There is also a graphmodel()
helper function for graphing
# graph_model(model, y, x, lines = NULL, split = NULL,
# errorbars = c("CI", "SE", "none"), ymin = NULL, ymax = NULL,
# labels = NULL, bargraph = FALSE, draw.legend = TRUE, dodge = 0,
# exp = FALSE, ...)
#graphing interaction
graph_model(model1, y=verb, x=grade, lines=momed.c)
#in other situations it may be useful to use a bargraph option
graph_model(model1, y=verb, x=grade, lines=momed.c, bargraph = TRUE)
This plot structure may be more useful in non-growth model situations. However, since per place such a priority on the full trajectory (i.e., on the time variable), we may want to make versions that retain the full range on the x-axis.
We can change the levels of the predictor and moderator variables at which we test the significance of the simple slopes.
#setting values at which to evaluate
simple_slopes(model1, levels=list(momed.c=c(-5, 5, 'sstest'), grade=c(1, 2, 4, 6, 'sstest')))
## grade momed.c Test Estimate Std. Error t value df Pr(>|t|) Sig.
## 1 sstest -5 3.8242 0.2196 17.4106 610 < 2.2e-16 ***
## 2 sstest 5 5.5226 0.2196 25.1428 610 < 2.2e-16 ***
## 3 1 sstest 0.9039 0.1213 7.4501 202 2.665e-12 ***
## 4 2 sstest 1.0737 0.1275 8.4233 202 6.780e-15 ***
## 5 4 sstest 1.4134 0.1682 8.4041 202 7.652e-15 ***
## 6 6 sstest 1.7531 0.2287 7.6665 202 7.293e-13 ***
We can attempt to do the same thing with grad
as a predictor of intercept and slope
Grad is a (categorial) predictor (which is coded 0,1)
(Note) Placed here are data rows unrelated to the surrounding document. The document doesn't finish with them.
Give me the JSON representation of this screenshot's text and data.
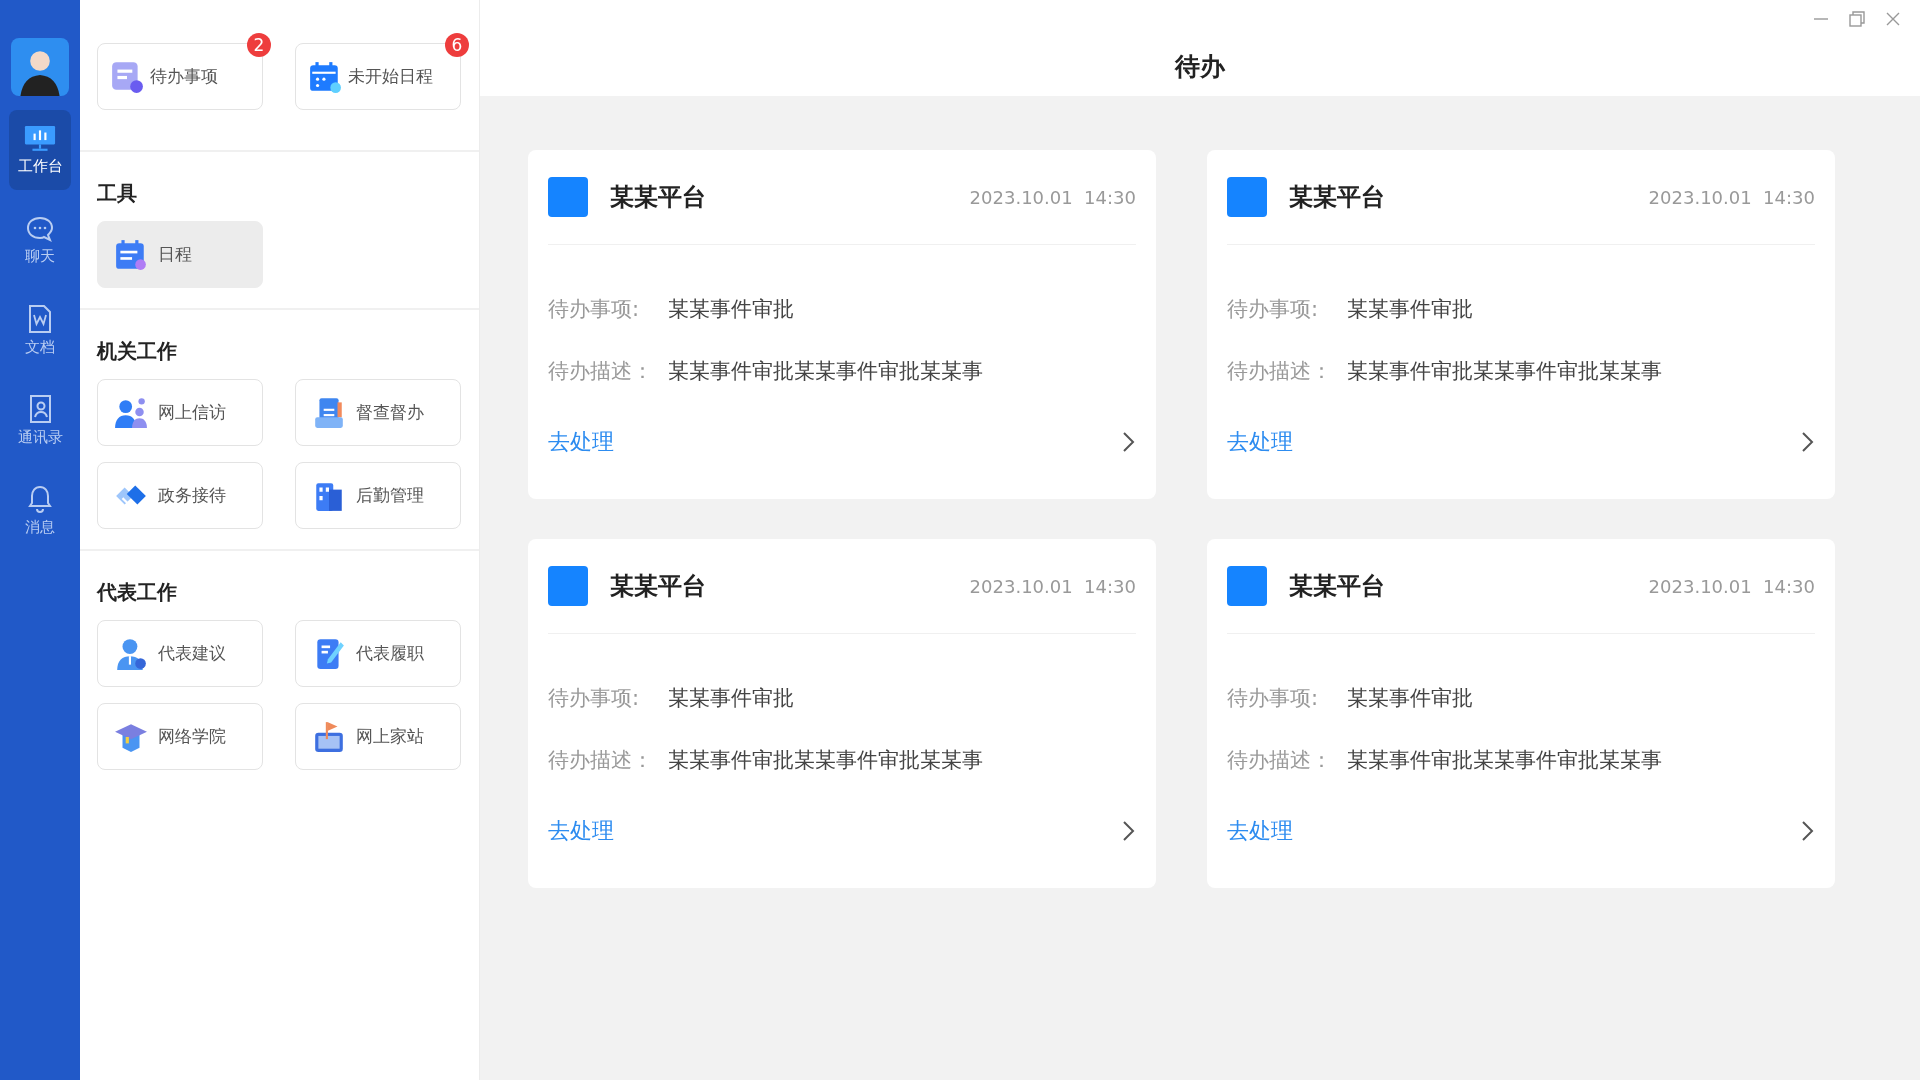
{
  "nav": [
    {
      "label": "工作台",
      "kind": "dashboard",
      "selected": true
    },
    {
      "label": "聊天",
      "kind": "chat",
      "selected": false
    },
    {
      "label": "文档",
      "kind": "doc",
      "selected": false
    },
    {
      "label": "通讯录",
      "kind": "contacts",
      "selected": false
    },
    {
      "label": "消息",
      "kind": "bell",
      "selected": false
    }
  ],
  "quick": [
    {
      "label": "待办事项",
      "kind": "todo",
      "badge": "2"
    },
    {
      "label": "未开始日程",
      "kind": "calendar",
      "badge": "6"
    }
  ],
  "sections": [
    {
      "title": "工具",
      "tiles": [
        {
          "label": "日程",
          "kind": "schedule",
          "selected": true
        }
      ]
    },
    {
      "title": "机关工作",
      "tiles": [
        {
          "label": "网上信访",
          "kind": "people",
          "selected": false
        },
        {
          "label": "督查督办",
          "kind": "clipboard",
          "selected": false
        },
        {
          "label": "政务接待",
          "kind": "handshake",
          "selected": false
        },
        {
          "label": "后勤管理",
          "kind": "building",
          "selected": false
        }
      ]
    },
    {
      "title": "代表工作",
      "tiles": [
        {
          "label": "代表建议",
          "kind": "person",
          "selected": false
        },
        {
          "label": "代表履职",
          "kind": "notebook",
          "selected": false
        },
        {
          "label": "网络学院",
          "kind": "cap",
          "selected": false
        },
        {
          "label": "网上家站",
          "kind": "flag",
          "selected": false
        }
      ]
    }
  ],
  "page_title": "待办",
  "cards": [
    {
      "platform": "某某平台",
      "time": "2023.10.01  14:30",
      "item_label": "待办事项:",
      "item": "某某事件审批",
      "desc_label": "待办描述：",
      "desc": "某某事件审批某某事件审批某某事",
      "action": "去处理"
    },
    {
      "platform": "某某平台",
      "time": "2023.10.01  14:30",
      "item_label": "待办事项:",
      "item": "某某事件审批",
      "desc_label": "待办描述：",
      "desc": "某某事件审批某某事件审批某某事",
      "action": "去处理"
    },
    {
      "platform": "某某平台",
      "time": "2023.10.01  14:30",
      "item_label": "待办事项:",
      "item": "某某事件审批",
      "desc_label": "待办描述：",
      "desc": "某某事件审批某某事件审批某某事",
      "action": "去处理"
    },
    {
      "platform": "某某平台",
      "time": "2023.10.01  14:30",
      "item_label": "待办事项:",
      "item": "某某事件审批",
      "desc_label": "待办描述：",
      "desc": "某某事件审批某某事件审批某某事",
      "action": "去处理"
    }
  ]
}
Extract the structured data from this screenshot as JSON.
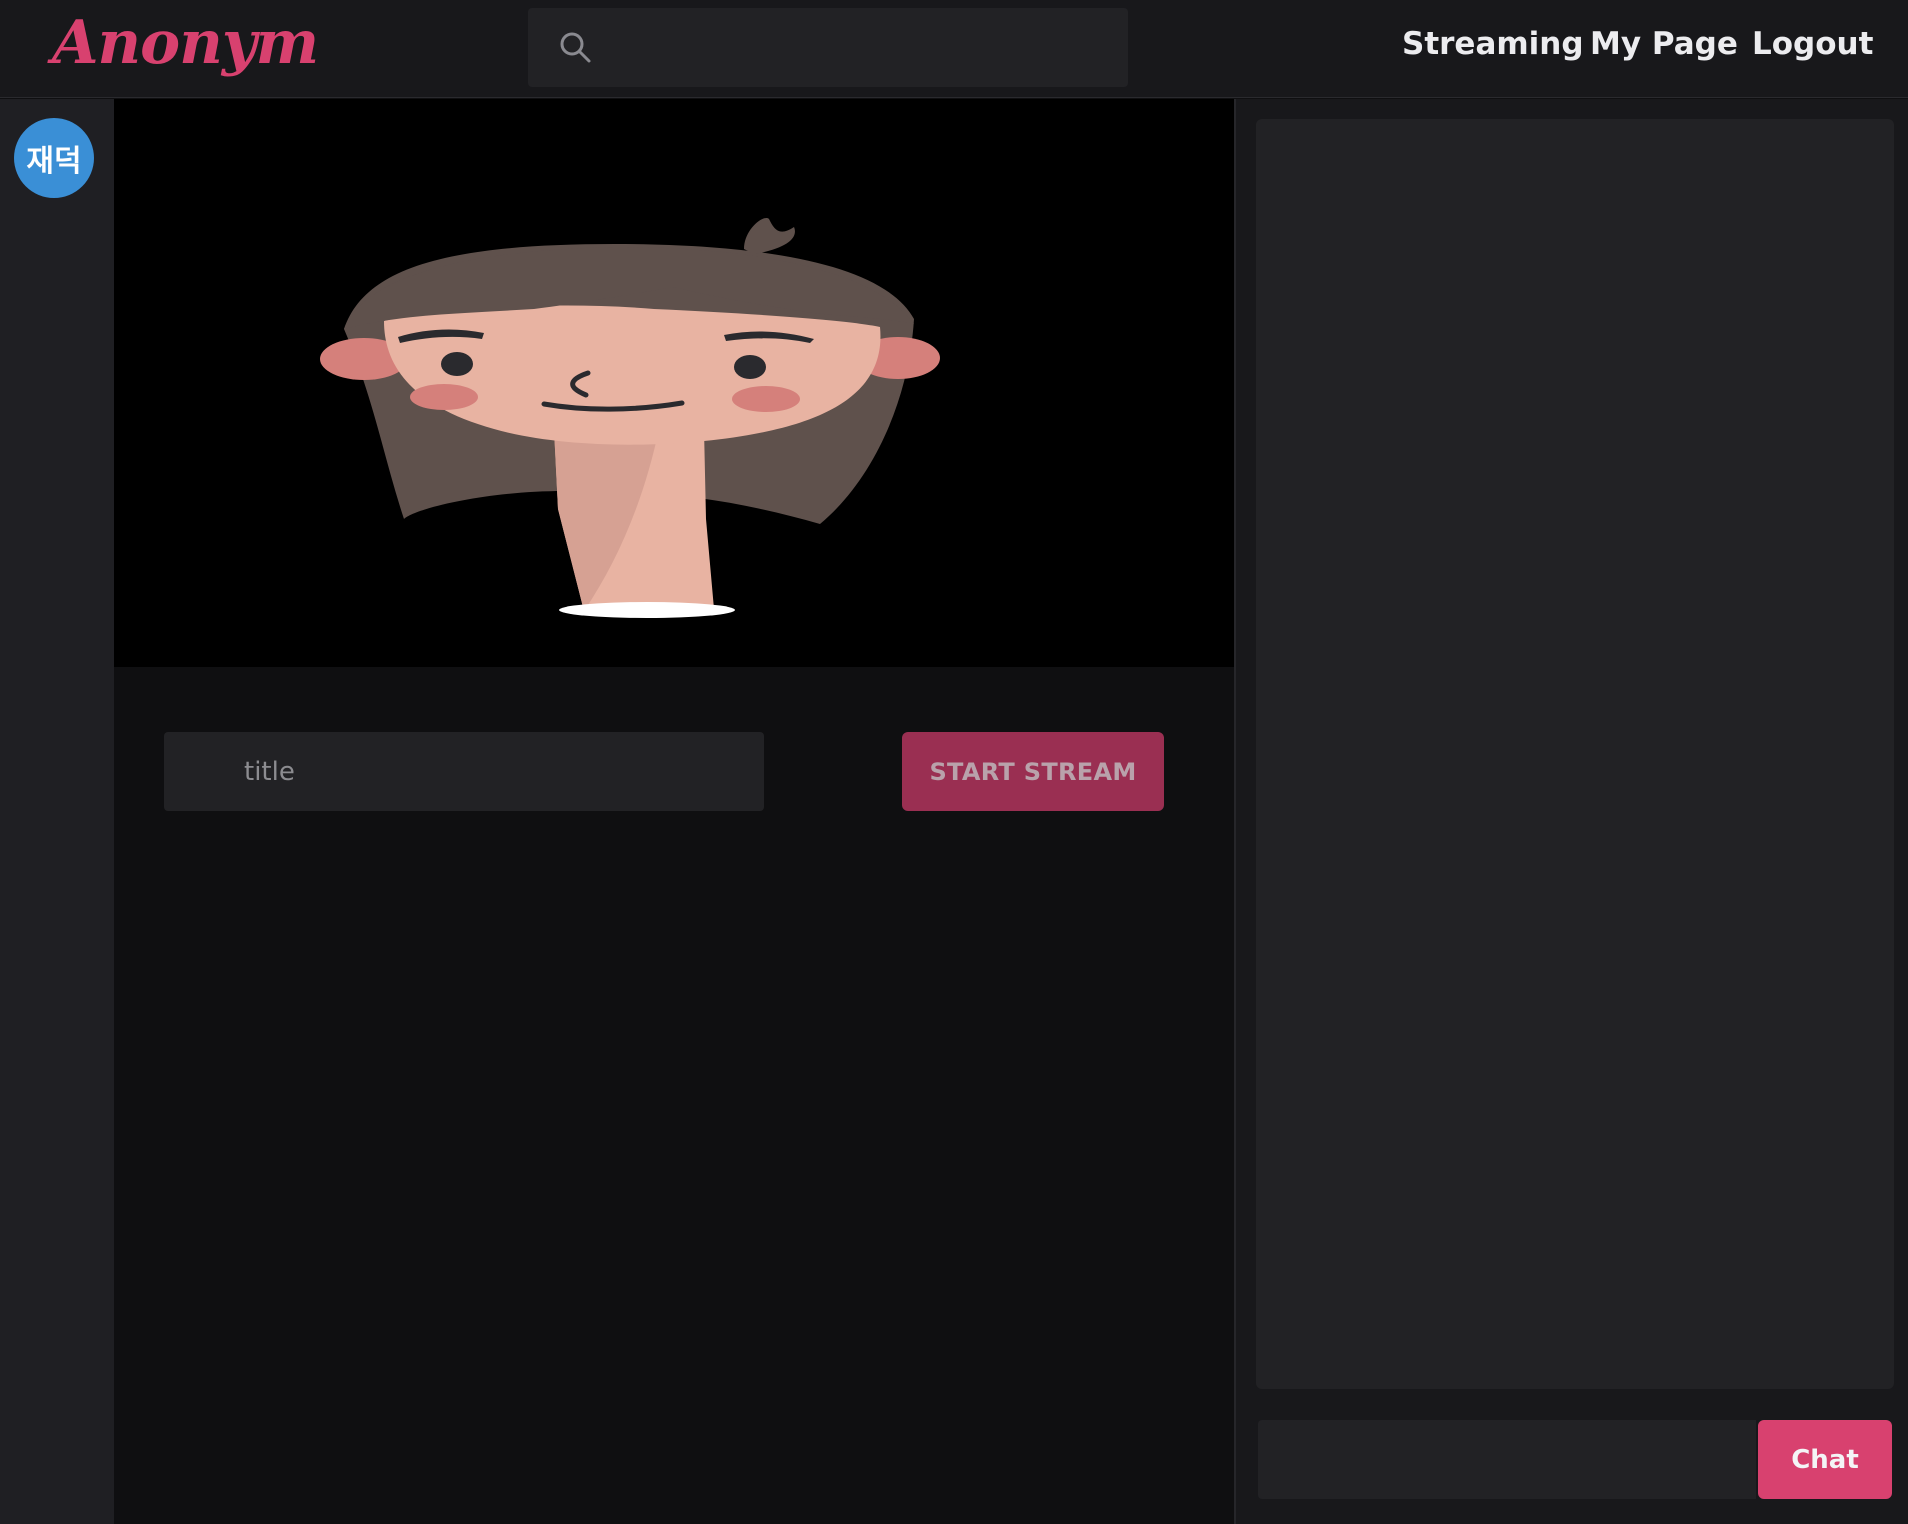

model2 <- lme(fixed= verb ~ 1 + grade + grad + grade*grad,
random= ~ 1 + grade|id,
data=verblong,
na.action = na.exclude)
summary(model2)
## Linear mixed-effects model fit by REML
## Data: verblong
## AIC BIC logLik
## 5031.753 5069.349 -2507.876
##
## Random effects:
## Formula: ~1 + grade | id
## Structure: General positive-definite, Log-Cholesky parametrization
## StdDev Corr
## (Intercept) 3.761291 (Intr)
## grade 1.194941 0.255
## Residual 3.581590
##
## Fixed effects: verb ~ 1 + grade + grad + grade * grad
## Value Std.Error DF t-value p-value
## (Intercept) 14.533795 0.4098491 610 35.46133 0.0000
## grade 4.483657 0.1205883 610 37.18152 0.0000
## grad 2.737137 0.8630981 202 3.17129 0.0018
## grade:grad 0.841424 0.2539460 610 3.31340 0.0010
## Correlation:
## (Intr) grade grad
## grade -0.215
## grad -0.475 0.102
## grade:grad 0.102 -0.475 -0.215
##
## Standardized Within-Group Residuals:
## Min Q1 Med Q3 Max
## -2.57955639 -0.53942830 -0.01662113 0.51067259 3.19891926
##
## Number of Observations: 816
## Number of Groups: 204
We see that there is a significant “interaction”. grad is a predictor of the linear slope, or said differently, grad moderates the within-person relation between grade and verb.
We can obtain predicted scores and plot them
#obtaining predicted scores for individuals
verblong$pred.model2 <- predict(model2)
#obtaining predicted scores for prototype
verblong$proto.model2 <- predict(model2, level=0)
#plotting predicted trajectories
ggplot(data = verblong, aes(x = grade, y = pred.model2, group = id, color=factor(grad))) +
#geom_point() +
geom_line(alpha=.2) +
geom_line(aes(x = grade, y = proto.model2),size=2) +
xlab("Grade") +
ylab("WISC Verbal Score") + ylim(0,100) +
scale_x_continuous(breaks=seq(1,6,by=1))
Evaluating simple slopes. The simple_slopes() and graph_model() functions do not appear to work in the binary case.
# #setting values at which to evaluate interaction
# simple_slopes(model2, levels=list(grad=c(0, 1, 'sstest')))
#graphing interaction
graph_model(model2, y=verb, x=grade, lines=grad)
We will need to make our own plots and evaluations.